Xiaomi lance la bêta publique de sa série de modèles d'IA MiMo-V2.5

Xiaomi a lancé la bêta publique de sa nouvelle série de modèles de langage MiMo-V2.5, avec une mise à disposition en open source de MiMo-V2.5 et MiMo-V2.5-Pro annoncée pour très prochainement. La famille MiMo-V2.5 comprend quatre modèles distincts : MiMo-V2.5, V2.5-Pro, V2.5-TTS et V2.5-ASR, chacun conçu pour améliorer le raisonnement, la gestion de contextes longs, le suivi d'instructions complexes ou ambiguës, et la compréhension multimodale. Xiaomi a également annoncé des ajustements tarifaires sur son offre Token Plan. Le fleuron de la gamme, MiMo-V2.5-Pro, est présenté comme le modèle le plus puissant jamais développé par l'entreprise. Les performances revendiquées sont ambitieuses : en tests internes, MiMo-V2.5-Pro se montre compétitif face à Claude Opus 4.6 et GPT-5.4 sur des tâches d'agent général, d'ingénierie logicielle complexe et d'exécution de tâches longues.

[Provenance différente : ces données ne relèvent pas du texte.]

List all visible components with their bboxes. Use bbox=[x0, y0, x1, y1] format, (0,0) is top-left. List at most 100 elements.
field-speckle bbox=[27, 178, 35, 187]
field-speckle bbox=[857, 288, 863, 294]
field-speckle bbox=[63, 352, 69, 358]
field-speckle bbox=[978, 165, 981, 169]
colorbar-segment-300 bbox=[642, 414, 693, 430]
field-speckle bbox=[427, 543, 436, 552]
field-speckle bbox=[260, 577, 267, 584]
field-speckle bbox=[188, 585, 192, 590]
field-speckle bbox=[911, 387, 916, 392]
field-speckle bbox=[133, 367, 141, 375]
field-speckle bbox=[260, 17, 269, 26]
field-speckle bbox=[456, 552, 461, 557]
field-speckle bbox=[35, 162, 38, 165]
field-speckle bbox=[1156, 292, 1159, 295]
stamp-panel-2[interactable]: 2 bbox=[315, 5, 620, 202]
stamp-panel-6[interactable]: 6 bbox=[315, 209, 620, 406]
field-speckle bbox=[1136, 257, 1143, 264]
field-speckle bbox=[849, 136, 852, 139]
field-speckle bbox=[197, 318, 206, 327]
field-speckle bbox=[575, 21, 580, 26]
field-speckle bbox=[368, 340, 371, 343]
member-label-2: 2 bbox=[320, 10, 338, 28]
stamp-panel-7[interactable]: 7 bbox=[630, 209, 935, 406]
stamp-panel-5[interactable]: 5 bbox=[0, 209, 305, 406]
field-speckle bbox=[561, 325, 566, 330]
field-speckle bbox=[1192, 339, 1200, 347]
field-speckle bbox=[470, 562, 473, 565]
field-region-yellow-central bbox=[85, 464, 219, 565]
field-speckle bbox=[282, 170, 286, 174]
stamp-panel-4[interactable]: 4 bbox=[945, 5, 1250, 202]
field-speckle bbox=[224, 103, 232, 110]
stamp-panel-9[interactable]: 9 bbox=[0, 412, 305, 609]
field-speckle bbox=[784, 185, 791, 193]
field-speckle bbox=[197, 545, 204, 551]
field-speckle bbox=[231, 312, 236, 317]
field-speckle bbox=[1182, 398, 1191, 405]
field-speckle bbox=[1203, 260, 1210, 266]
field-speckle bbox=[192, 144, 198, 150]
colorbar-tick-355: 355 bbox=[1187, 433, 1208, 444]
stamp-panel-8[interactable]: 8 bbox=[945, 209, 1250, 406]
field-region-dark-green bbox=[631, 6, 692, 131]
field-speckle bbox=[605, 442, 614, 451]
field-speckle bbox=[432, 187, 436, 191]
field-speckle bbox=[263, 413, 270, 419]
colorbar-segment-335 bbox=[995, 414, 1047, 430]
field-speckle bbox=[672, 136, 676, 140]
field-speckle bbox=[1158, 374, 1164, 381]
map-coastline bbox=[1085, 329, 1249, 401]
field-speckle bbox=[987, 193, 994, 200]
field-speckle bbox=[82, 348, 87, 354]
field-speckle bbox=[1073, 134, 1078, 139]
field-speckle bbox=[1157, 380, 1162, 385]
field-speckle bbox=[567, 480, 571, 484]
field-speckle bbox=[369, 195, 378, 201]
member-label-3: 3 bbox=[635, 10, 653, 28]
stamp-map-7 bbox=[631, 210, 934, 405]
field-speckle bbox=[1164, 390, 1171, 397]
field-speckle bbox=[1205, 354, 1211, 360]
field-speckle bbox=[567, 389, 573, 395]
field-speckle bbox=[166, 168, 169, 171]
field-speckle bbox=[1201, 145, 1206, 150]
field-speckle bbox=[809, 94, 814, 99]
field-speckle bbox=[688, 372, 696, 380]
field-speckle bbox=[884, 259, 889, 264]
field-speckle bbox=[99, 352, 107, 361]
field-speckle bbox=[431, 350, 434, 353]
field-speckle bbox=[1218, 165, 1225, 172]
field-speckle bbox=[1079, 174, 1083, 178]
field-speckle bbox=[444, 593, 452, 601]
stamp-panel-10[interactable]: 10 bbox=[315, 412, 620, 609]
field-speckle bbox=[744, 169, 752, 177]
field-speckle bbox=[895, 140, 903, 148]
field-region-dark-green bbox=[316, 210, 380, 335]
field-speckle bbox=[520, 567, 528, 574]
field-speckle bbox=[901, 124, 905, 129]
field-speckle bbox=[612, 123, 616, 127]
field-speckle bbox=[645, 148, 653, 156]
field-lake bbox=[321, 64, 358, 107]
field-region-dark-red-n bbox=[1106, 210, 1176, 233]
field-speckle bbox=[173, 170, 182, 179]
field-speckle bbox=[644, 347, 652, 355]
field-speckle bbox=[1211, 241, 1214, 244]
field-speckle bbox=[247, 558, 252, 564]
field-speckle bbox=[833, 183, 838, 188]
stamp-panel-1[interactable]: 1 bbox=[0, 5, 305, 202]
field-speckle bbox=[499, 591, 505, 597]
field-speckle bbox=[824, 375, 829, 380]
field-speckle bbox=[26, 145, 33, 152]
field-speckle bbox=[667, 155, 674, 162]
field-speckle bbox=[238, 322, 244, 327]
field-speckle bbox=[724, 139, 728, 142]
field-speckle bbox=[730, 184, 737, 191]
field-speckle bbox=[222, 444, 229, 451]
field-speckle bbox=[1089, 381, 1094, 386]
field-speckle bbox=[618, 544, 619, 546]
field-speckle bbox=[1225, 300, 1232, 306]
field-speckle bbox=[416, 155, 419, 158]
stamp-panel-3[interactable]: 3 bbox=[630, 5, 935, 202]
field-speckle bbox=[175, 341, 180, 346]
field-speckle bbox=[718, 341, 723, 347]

Associé au bon environnement d'exécution, le modèle peut enchaîner de manière fiable des séquences impliquant près de 1 000 appels d'outils au cours d'une même session. Sa capacité à suivre des instructions implicites tout en maintenant une cohérence logique sur de longues interactions représente une avancée notable par rapport à la génération précédente, et le positionne comme un outil crédible pour des charges de travail professionnelles exigeantes. Cette annonce s'inscrit dans une stratégie d'accélération claire de Xiaomi dans la course mondiale aux grands modèles de langage. Longtemps perçu avant tout comme fabricant de smartphones et d'électronique grand public, le groupe chinois investit massivement dans l'IA depuis plusieurs trimestres, cherchant à s'imposer face à des acteurs comme Alibaba, Baidu ou DeepSeek sur le marché domestique, tout en visant une reconnaissance internationale grâce à l'open source. La publication prochaine des poids du modèle devrait permettre à la communauté de valider les performances annoncées et d'évaluer la place réelle de Xiaomi dans l'écosystème mondial de l'IA.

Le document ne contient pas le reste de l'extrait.